Pero si no es con amor entre los discípulos, nada de nada. Si tengo todo (conocimiento, ciencia, estrategias, bienes, etc.), y no tengo amor, de nada me vale, deja constancia la primera carta a los corintios en su capítulo décimo tercero. Así que
menos anhelos de alcanzar cotas de relevancia o poder en esta sociedad española y más coherente relación confraternal que refleje el cumplimiento de las Sagradas Escrituras en nuestras vidas diarias.
También hace mención de “las pequeñas iglesias evangélicas (…) que todavía se creían el bastión de una verdadera espiritualidad de seguimiento a Cristo”. Y, en este sentido, sí que pido un poco de respeto por nuestras pequeñas comunidades en las que estamos trabajando duro por ser un testimonio fiel de Cristo en los lugares más desfavorecidos; podríamos adentrarnos más en las iglesias grandes -con pequeña membresía- por si cabe la posibilidad de darles un uso más apropiado, para con ello alcanzar ese pretendido auge social que anhela nuestro autor.
Por otro lado, aconseja salir de “la tutela chantajista” de muchos dirigentes para “ejercer ministerios con las capacidades de persuasión y convencimiento antes que con la amenaza” (algo que es fácil de aconsejar y difícil de llevar a la práctica fuera de las páginas escritas).
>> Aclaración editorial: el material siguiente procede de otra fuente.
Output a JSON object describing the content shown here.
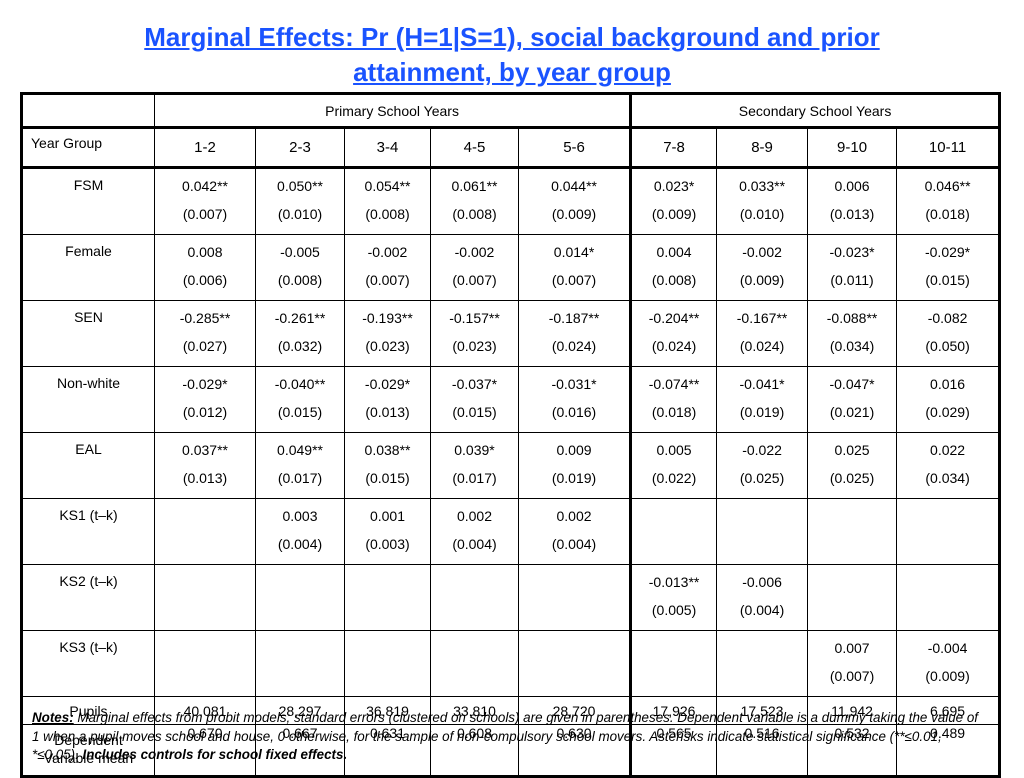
{
  "title": {
    "line1": "Marginal Effects: Pr (H=1|S=1), social background and prior",
    "line2": "attainment, by year group"
  },
  "header": {
    "primary": "Primary School Years",
    "secondary": "Secondary School Years",
    "year_group_label": "Year Group",
    "years": [
      "1-2",
      "2-3",
      "3-4",
      "4-5",
      "5-6",
      "7-8",
      "8-9",
      "9-10",
      "10-11"
    ]
  },
  "rows": [
    {
      "label": "FSM",
      "values": [
        "0.042**",
        "0.050**",
        "0.054**",
        "0.061**",
        "0.044**",
        "0.023*",
        "0.033**",
        "0.006",
        "0.046**"
      ],
      "se": [
        "(0.007)",
        "(0.010)",
        "(0.008)",
        "(0.008)",
        "(0.009)",
        "(0.009)",
        "(0.010)",
        "(0.013)",
        "(0.018)"
      ]
    },
    {
      "label": "Female",
      "values": [
        "0.008",
        "-0.005",
        "-0.002",
        "-0.002",
        "0.014*",
        "0.004",
        "-0.002",
        "-0.023*",
        "-0.029*"
      ],
      "se": [
        "(0.006)",
        "(0.008)",
        "(0.007)",
        "(0.007)",
        "(0.007)",
        "(0.008)",
        "(0.009)",
        "(0.011)",
        "(0.015)"
      ]
    },
    {
      "label": "SEN",
      "values": [
        "-0.285**",
        "-0.261**",
        "-0.193**",
        "-0.157**",
        "-0.187**",
        "-0.204**",
        "-0.167**",
        "-0.088**",
        "-0.082"
      ],
      "se": [
        "(0.027)",
        "(0.032)",
        "(0.023)",
        "(0.023)",
        "(0.024)",
        "(0.024)",
        "(0.024)",
        "(0.034)",
        "(0.050)"
      ]
    },
    {
      "label": "Non-white",
      "values": [
        "-0.029*",
        "-0.040**",
        "-0.029*",
        "-0.037*",
        "-0.031*",
        "-0.074**",
        "-0.041*",
        "-0.047*",
        "0.016"
      ],
      "se": [
        "(0.012)",
        "(0.015)",
        "(0.013)",
        "(0.015)",
        "(0.016)",
        "(0.018)",
        "(0.019)",
        "(0.021)",
        "(0.029)"
      ]
    },
    {
      "label": "EAL",
      "values": [
        "0.037**",
        "0.049**",
        "0.038**",
        "0.039*",
        "0.009",
        "0.005",
        "-0.022",
        "0.025",
        "0.022"
      ],
      "se": [
        "(0.013)",
        "(0.017)",
        "(0.015)",
        "(0.017)",
        "(0.019)",
        "(0.022)",
        "(0.025)",
        "(0.025)",
        "(0.034)"
      ]
    },
    {
      "label": "KS1 (t–k)",
      "values": [
        "",
        "0.003",
        "0.001",
        "0.002",
        "0.002",
        "",
        "",
        "",
        ""
      ],
      "se": [
        "",
        "(0.004)",
        "(0.003)",
        "(0.004)",
        "(0.004)",
        "",
        "",
        "",
        ""
      ]
    },
    {
      "label": "KS2 (t–k)",
      "values": [
        "",
        "",
        "",
        "",
        "",
        "-0.013**",
        "-0.006",
        "",
        ""
      ],
      "se": [
        "",
        "",
        "",
        "",
        "",
        "(0.005)",
        "(0.004)",
        "",
        ""
      ]
    },
    {
      "label": "KS3 (t–k)",
      "values": [
        "",
        "",
        "",
        "",
        "",
        "",
        "",
        "0.007",
        "-0.004"
      ],
      "se": [
        "",
        "",
        "",
        "",
        "",
        "",
        "",
        "(0.007)",
        "(0.009)"
      ]
    }
  ],
  "pupils": {
    "label": "Pupils",
    "values": [
      "40,081",
      "28,297",
      "36,819",
      "33,810",
      "28,720",
      "17,926",
      "17,523",
      "11,942",
      "6,695"
    ]
  },
  "dependent": {
    "label_line1": "Dependent",
    "label_line2": "Variable mean",
    "values": [
      "0.670",
      "0.667",
      "0.631",
      "0.608",
      "0.630",
      "0.565",
      "0.516",
      "0.532",
      "0.489"
    ]
  },
  "notes": {
    "label": "Notes:",
    "body": " Marginal effects from probit models; standard errors (clustered on schools) are given in parentheses. Dependent variable is a dummy taking the value of 1 when a pupil moves school and house, 0 otherwise, for the sample of non-compulsory school movers. Asterisks indicate statistical significance (**≤0.01, *≤0.05). ",
    "bold_tail": "Includes controls for school fixed effects."
  }
}
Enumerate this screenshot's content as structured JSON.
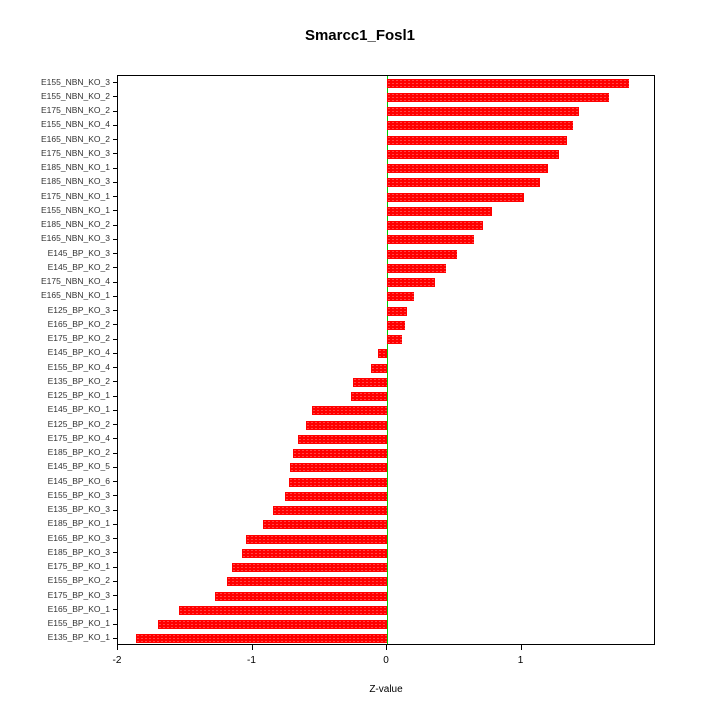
{
  "chart_data": {
    "type": "bar",
    "orientation": "horizontal",
    "title": "Smarcc1_Fosl1",
    "xlabel": "Z-value",
    "xlim": [
      -2,
      2
    ],
    "x_ticks": [
      -2,
      -1,
      0,
      1
    ],
    "bar_color": "#ff0000",
    "zero_line_color": "#00cc00",
    "grid": false,
    "legend": "none",
    "categories": [
      "E155_NBN_KO_3",
      "E155_NBN_KO_2",
      "E175_NBN_KO_2",
      "E155_NBN_KO_4",
      "E165_NBN_KO_2",
      "E175_NBN_KO_3",
      "E185_NBN_KO_1",
      "E185_NBN_KO_3",
      "E175_NBN_KO_1",
      "E155_NBN_KO_1",
      "E185_NBN_KO_2",
      "E165_NBN_KO_3",
      "E145_BP_KO_3",
      "E145_BP_KO_2",
      "E175_NBN_KO_4",
      "E165_NBN_KO_1",
      "E125_BP_KO_3",
      "E165_BP_KO_2",
      "E175_BP_KO_2",
      "E145_BP_KO_4",
      "E155_BP_KO_4",
      "E135_BP_KO_2",
      "E125_BP_KO_1",
      "E145_BP_KO_1",
      "E125_BP_KO_2",
      "E175_BP_KO_4",
      "E185_BP_KO_2",
      "E145_BP_KO_5",
      "E145_BP_KO_6",
      "E155_BP_KO_3",
      "E135_BP_KO_3",
      "E185_BP_KO_1",
      "E165_BP_KO_3",
      "E185_BP_KO_3",
      "E175_BP_KO_1",
      "E155_BP_KO_2",
      "E175_BP_KO_3",
      "E165_BP_KO_1",
      "E155_BP_KO_1",
      "E135_BP_KO_1"
    ],
    "values": [
      1.8,
      1.65,
      1.43,
      1.38,
      1.34,
      1.28,
      1.2,
      1.14,
      1.02,
      0.78,
      0.71,
      0.65,
      0.52,
      0.44,
      0.36,
      0.2,
      0.15,
      0.13,
      0.11,
      -0.07,
      -0.12,
      -0.25,
      -0.27,
      -0.56,
      -0.6,
      -0.66,
      -0.7,
      -0.72,
      -0.73,
      -0.76,
      -0.85,
      -0.92,
      -1.05,
      -1.08,
      -1.15,
      -1.19,
      -1.28,
      -1.55,
      -1.7,
      -1.87
    ]
  }
}
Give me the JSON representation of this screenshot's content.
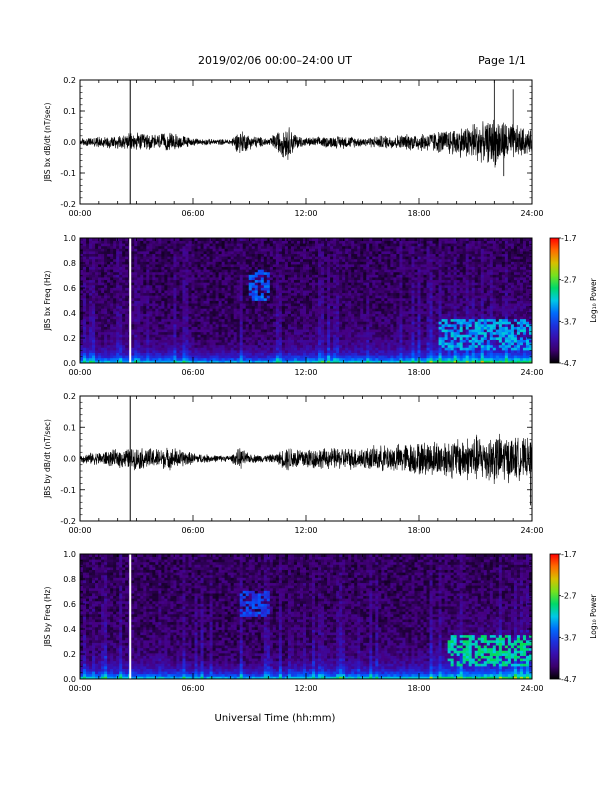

Con esto parece olvidar no sólo al Espíritu Santo mencionado, sino que denota con este posicionamiento lo que es persuadir: convencer razonando. Y si damos protagonismo excesivo a la razón olvidando que
“el Evangelio es locura al que se pierde” (
1 Corintios 1:18), volvemos al debate sempiterno.
EL EVANGELIO ES PODER DE DIOS, NO PODER HUMANO.
Y para terminar con la mentada narración propone que los evangélicos nos “involucremos más activamente en el área de toma de decisiones y nos comprometamos más con los poderes públicos” (y, claro, cuando salgan a la luz tramas corruptas seamos todos afectados por el beneficio efímero de algunos y algunas). Describe a un importante organismo “canalizador de recursos y catalizador de estrategias” y lo compara con el Consejo Mundial de Iglesias -en el símil de un pretendido Concilio Español de Iglesias-.
Aconseja “salvar algunos obstáculos importantes” como es “el secular anti-institucionalismo de las Iglesias Evangélicas Españolas”.
Gracias que
Jesús no formó parte del Sanedrín, ni participó del institucionalismo sacerdotal (a pesar del majestuoso templo y de las sinagogas)
y arremetió contra escribas y fariseos. Porque
alguien tiene que denunciar la injusticia con el fin de que se extienda el Reino de Dios; aunque sea clavado en un madero por la propia institución gobernante con el asentimiento de los poderes fácticos, como cómplices en la sombra. Alguien debe advertir del “ímpetu del espíritu de Judas” y llamar la atención para que seamos prudentes y no caigamos más en los hábitos del Iscariote dentro del protestantismo español.
Si no es el amor el canalizador de los recursos y el catalizador de estrategias, el don que predomine entre los que nos llamamos cristianos y cristianas, de nada servirá lo que hagamos. Amemos a Dios y amemos al prójimo. Y dejemos que Dios haga su parte.